Ahram Online, Saturday 29 Mar 2014

EU report says 2013 was a 'very challenging year' politically in Egypt, with little to no progress made on good governance and development

The year 2013 was a "very challenging year" politically in Egypt, with the military holding "considerable sway over key political decisions," a newly published report by the European Union (EU) states.

The annual country progress report by the European Neighbourhood Policy (ENP), published Thursday, highlighted that Egypt's new constitution, passed in January, gives a high level of autonomy to the military as it will "grant a final say" over the position of minister of defence to Egypt's army.

It said no particular progress can be reported in Egypt, in relation to the country's Action Plan with ENP.

The Action Plan purses three priorities: political reform and good governance, competitiveness and productivity of the economy, and socio-economic progress in the development process.

Freedom of assembly and press freedom, as well as the relationship between the Egyptian authorities and civil society, have deteriorated, the ENP report reads.

ENP attributes the deterioration to the shutting down of TV channels, the harassment of journalists, trials and exaggerated sentences against rights activists, along with a restrictive law regulating protests.

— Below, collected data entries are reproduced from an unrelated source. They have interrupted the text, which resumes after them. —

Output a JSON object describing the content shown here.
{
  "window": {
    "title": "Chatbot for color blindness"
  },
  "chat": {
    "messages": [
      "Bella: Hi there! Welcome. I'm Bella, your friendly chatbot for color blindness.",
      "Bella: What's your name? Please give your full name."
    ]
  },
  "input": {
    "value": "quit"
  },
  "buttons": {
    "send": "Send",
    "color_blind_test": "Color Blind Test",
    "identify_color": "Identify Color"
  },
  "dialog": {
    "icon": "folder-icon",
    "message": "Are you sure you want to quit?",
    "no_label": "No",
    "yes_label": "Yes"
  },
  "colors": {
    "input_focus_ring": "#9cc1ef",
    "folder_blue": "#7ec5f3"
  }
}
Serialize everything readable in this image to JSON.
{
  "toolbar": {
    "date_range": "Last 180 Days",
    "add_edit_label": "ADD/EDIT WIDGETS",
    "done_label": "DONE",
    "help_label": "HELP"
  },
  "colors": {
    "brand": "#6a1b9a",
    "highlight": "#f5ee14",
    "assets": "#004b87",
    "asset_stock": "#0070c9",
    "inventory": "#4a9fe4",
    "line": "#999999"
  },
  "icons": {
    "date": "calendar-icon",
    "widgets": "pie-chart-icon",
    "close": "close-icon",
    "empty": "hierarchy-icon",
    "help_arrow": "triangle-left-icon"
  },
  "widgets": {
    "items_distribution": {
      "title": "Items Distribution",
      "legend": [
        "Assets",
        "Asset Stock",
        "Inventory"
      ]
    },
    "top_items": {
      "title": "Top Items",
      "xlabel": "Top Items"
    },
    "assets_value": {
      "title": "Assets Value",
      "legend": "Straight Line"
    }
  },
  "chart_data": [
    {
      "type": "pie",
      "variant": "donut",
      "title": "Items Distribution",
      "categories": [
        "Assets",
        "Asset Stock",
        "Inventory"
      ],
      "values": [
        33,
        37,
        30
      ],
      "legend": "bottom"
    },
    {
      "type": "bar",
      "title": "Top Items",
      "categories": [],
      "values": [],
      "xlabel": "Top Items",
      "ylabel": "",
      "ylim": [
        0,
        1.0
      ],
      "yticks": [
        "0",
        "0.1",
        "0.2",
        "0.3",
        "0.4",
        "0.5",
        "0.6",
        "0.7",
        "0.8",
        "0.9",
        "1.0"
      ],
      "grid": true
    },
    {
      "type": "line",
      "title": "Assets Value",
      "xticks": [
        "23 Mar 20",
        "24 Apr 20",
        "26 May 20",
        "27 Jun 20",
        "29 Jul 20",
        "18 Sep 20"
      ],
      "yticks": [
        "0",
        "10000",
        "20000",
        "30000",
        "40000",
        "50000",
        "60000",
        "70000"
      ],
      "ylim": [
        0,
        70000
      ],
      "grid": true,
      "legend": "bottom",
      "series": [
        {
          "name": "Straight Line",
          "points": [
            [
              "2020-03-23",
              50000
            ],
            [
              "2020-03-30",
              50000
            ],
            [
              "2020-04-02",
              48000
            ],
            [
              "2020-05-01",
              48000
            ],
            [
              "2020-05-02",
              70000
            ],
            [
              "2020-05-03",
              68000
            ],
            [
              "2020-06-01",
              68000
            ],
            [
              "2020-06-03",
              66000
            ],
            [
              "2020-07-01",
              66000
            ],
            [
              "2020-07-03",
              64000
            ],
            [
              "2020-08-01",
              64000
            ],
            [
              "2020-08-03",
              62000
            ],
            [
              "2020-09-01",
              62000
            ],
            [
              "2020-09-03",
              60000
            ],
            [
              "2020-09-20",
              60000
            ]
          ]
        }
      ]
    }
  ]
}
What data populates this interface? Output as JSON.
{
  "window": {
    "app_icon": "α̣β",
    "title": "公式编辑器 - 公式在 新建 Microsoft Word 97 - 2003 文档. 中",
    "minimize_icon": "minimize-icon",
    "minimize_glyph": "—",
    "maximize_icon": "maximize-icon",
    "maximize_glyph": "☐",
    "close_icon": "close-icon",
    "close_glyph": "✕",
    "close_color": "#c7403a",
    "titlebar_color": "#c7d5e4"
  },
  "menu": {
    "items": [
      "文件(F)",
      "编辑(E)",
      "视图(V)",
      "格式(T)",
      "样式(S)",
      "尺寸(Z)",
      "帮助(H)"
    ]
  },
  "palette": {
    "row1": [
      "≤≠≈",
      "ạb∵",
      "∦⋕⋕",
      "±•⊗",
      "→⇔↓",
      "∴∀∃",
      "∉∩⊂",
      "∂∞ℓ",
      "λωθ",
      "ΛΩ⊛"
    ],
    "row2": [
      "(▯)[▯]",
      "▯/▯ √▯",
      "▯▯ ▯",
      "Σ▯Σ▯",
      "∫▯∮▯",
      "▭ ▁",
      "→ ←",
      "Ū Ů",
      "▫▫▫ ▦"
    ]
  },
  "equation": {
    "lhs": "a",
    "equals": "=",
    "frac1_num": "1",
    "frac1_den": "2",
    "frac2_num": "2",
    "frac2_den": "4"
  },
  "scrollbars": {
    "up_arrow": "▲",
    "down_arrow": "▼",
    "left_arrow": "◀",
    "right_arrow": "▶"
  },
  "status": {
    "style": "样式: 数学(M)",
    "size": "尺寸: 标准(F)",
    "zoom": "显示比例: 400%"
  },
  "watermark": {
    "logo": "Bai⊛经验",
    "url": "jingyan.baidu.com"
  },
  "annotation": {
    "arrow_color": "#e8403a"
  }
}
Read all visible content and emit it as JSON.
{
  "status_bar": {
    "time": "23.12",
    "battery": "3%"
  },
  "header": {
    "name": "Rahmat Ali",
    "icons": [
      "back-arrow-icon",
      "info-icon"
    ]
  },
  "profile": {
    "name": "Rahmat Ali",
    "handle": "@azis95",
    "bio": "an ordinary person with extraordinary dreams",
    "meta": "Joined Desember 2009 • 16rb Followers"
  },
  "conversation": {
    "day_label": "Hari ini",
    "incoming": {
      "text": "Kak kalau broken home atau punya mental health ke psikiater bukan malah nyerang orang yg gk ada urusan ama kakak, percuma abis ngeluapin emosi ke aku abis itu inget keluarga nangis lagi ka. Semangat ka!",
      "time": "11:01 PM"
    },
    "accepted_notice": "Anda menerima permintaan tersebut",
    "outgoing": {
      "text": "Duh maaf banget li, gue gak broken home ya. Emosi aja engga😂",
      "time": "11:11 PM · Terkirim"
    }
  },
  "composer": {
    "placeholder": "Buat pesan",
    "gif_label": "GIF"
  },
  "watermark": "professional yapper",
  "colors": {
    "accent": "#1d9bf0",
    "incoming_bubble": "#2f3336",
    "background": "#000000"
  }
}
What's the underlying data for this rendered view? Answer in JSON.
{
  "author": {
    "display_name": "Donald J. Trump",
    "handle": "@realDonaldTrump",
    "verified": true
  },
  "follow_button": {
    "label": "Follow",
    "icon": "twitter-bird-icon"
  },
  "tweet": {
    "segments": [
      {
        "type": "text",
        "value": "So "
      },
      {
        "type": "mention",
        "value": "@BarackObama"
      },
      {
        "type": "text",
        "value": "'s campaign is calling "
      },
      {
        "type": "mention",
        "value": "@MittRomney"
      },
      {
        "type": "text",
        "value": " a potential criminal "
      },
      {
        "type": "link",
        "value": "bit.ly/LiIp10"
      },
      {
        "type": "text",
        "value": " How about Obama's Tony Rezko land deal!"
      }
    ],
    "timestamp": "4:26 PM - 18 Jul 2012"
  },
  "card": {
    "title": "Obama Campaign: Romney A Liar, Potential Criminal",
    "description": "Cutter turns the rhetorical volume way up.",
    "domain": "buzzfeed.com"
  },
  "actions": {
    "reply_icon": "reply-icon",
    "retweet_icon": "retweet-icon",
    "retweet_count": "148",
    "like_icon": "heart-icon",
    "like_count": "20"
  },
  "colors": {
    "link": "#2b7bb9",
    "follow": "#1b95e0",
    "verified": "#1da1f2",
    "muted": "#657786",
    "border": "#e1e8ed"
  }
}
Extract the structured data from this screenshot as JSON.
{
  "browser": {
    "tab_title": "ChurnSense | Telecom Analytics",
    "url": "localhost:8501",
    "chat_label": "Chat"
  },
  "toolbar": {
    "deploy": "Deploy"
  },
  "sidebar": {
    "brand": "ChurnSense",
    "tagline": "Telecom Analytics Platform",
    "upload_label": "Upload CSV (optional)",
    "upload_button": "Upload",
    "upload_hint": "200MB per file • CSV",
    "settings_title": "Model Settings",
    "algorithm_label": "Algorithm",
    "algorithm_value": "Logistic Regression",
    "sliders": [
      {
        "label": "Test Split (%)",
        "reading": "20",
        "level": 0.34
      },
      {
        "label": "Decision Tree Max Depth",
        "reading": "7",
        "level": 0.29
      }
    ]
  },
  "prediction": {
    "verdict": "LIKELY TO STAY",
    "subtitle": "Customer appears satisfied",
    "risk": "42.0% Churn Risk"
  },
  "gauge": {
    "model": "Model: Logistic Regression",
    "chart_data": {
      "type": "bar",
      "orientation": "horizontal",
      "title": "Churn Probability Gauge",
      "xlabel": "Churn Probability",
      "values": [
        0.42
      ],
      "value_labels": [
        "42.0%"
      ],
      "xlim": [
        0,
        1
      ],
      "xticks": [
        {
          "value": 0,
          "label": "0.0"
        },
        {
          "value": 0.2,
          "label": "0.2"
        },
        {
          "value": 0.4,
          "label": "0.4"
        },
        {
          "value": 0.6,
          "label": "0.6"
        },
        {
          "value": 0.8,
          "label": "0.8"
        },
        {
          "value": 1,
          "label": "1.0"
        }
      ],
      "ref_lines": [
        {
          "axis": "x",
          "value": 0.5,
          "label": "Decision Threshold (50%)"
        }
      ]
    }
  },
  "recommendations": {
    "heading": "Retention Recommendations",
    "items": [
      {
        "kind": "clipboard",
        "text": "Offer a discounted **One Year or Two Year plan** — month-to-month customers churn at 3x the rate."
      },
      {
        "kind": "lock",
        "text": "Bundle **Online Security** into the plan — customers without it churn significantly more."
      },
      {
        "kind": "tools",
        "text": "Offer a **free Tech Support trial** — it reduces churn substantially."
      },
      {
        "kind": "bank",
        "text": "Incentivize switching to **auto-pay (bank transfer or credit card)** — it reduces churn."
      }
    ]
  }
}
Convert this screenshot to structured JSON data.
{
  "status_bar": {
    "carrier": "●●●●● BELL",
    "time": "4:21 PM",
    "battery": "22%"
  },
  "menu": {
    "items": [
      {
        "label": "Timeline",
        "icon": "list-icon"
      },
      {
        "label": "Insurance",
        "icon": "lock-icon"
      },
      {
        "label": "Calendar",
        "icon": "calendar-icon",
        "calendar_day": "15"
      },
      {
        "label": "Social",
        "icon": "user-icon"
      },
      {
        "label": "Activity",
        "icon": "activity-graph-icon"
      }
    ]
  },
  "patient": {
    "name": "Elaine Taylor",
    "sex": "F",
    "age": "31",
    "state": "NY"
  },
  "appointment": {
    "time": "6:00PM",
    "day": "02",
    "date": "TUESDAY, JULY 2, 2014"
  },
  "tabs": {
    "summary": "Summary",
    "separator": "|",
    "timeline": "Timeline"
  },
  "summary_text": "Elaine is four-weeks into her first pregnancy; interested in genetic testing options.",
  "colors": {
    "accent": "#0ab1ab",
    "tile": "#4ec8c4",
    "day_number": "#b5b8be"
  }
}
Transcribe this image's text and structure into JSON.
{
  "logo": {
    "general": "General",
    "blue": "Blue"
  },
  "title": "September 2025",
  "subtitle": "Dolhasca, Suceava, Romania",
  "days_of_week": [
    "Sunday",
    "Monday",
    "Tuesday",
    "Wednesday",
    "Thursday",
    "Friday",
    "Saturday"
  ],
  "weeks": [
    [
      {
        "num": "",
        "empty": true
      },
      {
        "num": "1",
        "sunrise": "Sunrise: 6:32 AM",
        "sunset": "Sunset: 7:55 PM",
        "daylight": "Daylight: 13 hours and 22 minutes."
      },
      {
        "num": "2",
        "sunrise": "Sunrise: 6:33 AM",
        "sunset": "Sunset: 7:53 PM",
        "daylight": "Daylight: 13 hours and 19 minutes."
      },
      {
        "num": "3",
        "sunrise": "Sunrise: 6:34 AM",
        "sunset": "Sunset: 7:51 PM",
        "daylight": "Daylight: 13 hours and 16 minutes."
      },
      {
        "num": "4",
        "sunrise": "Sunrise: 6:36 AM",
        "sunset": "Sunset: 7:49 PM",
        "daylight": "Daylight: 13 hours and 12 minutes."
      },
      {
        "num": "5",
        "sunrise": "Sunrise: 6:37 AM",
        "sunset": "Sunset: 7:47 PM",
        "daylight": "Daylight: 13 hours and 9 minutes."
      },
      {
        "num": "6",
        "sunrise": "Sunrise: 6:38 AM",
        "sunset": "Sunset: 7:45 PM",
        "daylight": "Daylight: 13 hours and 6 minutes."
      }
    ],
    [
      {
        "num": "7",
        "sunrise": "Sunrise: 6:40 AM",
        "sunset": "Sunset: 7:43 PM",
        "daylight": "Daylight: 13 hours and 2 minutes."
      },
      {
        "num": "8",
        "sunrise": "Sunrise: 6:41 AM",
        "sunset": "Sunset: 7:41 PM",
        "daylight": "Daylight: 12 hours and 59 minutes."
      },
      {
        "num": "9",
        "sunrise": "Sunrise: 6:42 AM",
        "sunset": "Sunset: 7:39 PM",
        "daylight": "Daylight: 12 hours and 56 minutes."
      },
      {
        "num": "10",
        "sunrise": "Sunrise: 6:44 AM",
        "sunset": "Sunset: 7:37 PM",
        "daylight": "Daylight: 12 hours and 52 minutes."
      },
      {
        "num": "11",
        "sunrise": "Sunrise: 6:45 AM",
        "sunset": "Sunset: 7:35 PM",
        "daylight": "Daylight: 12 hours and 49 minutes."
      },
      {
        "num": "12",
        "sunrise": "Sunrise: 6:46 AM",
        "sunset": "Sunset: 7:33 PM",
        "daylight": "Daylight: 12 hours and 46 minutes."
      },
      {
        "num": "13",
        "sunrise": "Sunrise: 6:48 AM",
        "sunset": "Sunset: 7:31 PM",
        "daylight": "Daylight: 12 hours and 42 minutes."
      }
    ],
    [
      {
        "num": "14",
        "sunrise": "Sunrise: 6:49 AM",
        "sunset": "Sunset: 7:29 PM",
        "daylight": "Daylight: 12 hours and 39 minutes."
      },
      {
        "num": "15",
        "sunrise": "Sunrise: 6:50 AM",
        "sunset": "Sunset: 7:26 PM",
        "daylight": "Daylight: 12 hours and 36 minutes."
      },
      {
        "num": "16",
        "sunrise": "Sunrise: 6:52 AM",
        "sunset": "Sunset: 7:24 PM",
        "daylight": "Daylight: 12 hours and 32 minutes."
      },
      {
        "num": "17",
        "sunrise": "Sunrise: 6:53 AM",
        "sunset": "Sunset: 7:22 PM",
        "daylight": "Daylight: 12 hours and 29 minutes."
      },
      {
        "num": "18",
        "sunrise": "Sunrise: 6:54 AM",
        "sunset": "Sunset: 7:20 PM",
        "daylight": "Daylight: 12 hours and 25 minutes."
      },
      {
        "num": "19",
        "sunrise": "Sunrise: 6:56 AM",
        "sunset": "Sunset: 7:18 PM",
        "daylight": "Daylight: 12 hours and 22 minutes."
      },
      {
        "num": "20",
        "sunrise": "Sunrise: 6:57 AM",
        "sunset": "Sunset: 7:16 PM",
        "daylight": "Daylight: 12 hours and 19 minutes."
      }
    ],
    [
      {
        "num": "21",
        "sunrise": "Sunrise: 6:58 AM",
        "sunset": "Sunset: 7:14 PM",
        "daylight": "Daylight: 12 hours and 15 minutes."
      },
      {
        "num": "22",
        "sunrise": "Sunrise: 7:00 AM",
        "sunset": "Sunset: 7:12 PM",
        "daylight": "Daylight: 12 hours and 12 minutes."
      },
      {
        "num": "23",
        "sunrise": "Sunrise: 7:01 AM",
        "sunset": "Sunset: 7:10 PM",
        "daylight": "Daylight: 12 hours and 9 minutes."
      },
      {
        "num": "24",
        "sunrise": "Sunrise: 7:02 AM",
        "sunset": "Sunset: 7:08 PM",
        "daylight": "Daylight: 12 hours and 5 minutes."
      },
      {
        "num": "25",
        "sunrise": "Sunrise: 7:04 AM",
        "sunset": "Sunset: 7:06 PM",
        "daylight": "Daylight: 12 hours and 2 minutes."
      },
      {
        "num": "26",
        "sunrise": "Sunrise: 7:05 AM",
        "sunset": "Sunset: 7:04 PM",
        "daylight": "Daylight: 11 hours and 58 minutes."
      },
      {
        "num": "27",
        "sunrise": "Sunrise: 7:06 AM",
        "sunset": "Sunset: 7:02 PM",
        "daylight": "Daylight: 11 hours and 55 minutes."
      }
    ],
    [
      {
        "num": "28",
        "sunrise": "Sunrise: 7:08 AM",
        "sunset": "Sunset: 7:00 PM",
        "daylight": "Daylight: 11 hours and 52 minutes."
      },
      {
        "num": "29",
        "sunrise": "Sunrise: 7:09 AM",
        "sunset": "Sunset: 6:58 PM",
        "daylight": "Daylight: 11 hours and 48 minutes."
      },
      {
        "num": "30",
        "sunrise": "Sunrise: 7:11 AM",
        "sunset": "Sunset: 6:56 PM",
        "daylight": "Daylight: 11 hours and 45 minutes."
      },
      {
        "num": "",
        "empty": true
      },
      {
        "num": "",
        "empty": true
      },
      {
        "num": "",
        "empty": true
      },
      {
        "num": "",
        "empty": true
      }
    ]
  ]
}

The only positive progress in Egypt highlighted by the ENP report during 2013 was in the area of trade. The report said that a "limited progress" could be registered in the Agreement on Conformity Assessment and Acceptance of Industrial Products (ACAAs).

The Egyptian government and the EU had a minor rift over EU criticism of Egypt's domestic policies.

In mid-March, Egypt's Ministry of Foreign Affairs summoned the envoys of European countries that sent a joint statement to the United Nations Human Rights Council (UNHRC) condemning Egypt's recent crackdown on demonstrators and political dissent.

The statement, whose signatories included the UK, France, Germany, Japan, Turkey, the US and 21 other European countries, voiced concern about human rights violations in Egypt, including "restrictions on the rights to peaceful assembly, expression and association," and "the disproportionate use of lethal force by security forces against demonstrators."

ENP governs the relationship of Egypt and the EU.

According to ENP's website, the policy allows the EU to work with its southern and eastern neighbours to achieve the closest possible political association and the greatest possible degree of economic integration. This goal, according to ENP, builds on common interests and on values such as democracy, the rule of law, respect for human rights, and social cohesion.

Egypt has been in an Association Agreement with the EU since 2004.

ENP has 16 countries as partners, including Ukraine, Lebanon, Jordan, Palestine, Lebanon, Tunisia, Morocco and Israel.